Editions: Jeffrey Gibson, Kay Rosen, Erin Shirreff, Kara Walker
September 3–October 5, 2019

Sikkema Jenkins & Co. is pleased to present a selection of editions by gallery artists Jeffrey Gibson, Erin Shirreff, Kara Walker, and Kay Rosen, on view in the back gallery from September 3 through October 5.

Jeffrey Gibson’s new series of multimedia prints, feature vivid, screen-printed letters collaged onto a digitally printed background. Adapting lyrics from popular dance songs of the eighties and nineties, Gibson prints highlight the centrality of joy and celebration as a form of strength and resistance for marginalized communities. Published by Sikkema Jenkins & Co. and printed by the Lower East Side Printshop, each print is an edition of 30, and comes with a custom color frame.

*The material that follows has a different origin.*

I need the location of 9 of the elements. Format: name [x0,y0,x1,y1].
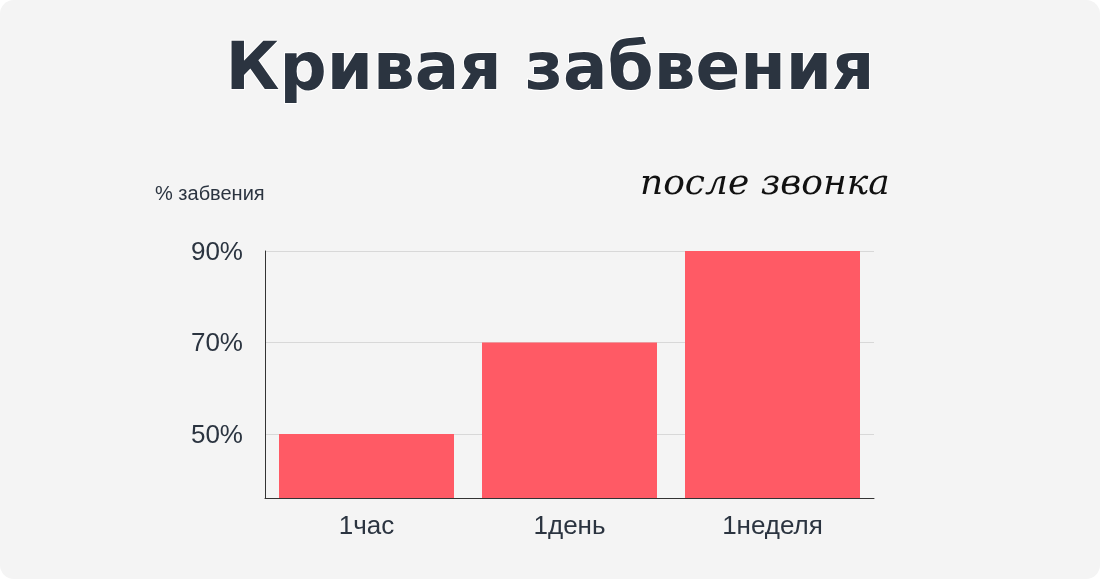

Kay Rosen’s edition, The Man, is centered around the idea of formal and textual transformation. Spanning the wall in a series of vinyl letters, The Man composes a narrative based on repeated phrases and wordplay. The body of “The Man” is deconstructed across each line of text, as a series of interconnected linguistic relationships rather than a cohesive singular identity. Rosen’s work utilizes the force of language, or a singular word, to recontextualize language as a visual experience. 

Erin Shirreff’s Four Heads diptych appropriates Jean Arp painted wood sculpture Two Heads (1929). Using the printing methods of photogravure and Chine-collé, Four Heads reconfigures the three-dimensional forms and edges of Arp’s sculpture on a two-dimensional plane. By reinterpreting traditional representations of image, form, and dimensionality, Shirreff’s work asks viewer’s how to negotiate the difference between object and photographic representation. 

The High Note, The Low Note, The Psychotic and The Judge (2018) by Kara Walker is a painted-laser cut stainless steel sculpture produced as a limited edition for the Camden Arts Centre in London. Fabricated by Workshop Art Fabricator in Kingston, NY, The High Note features four grotesque faces bisecting one another on two opposing steel sheets. Walker’s work reveals the multiple identities implicated by the horrors of slavery and white supremacy.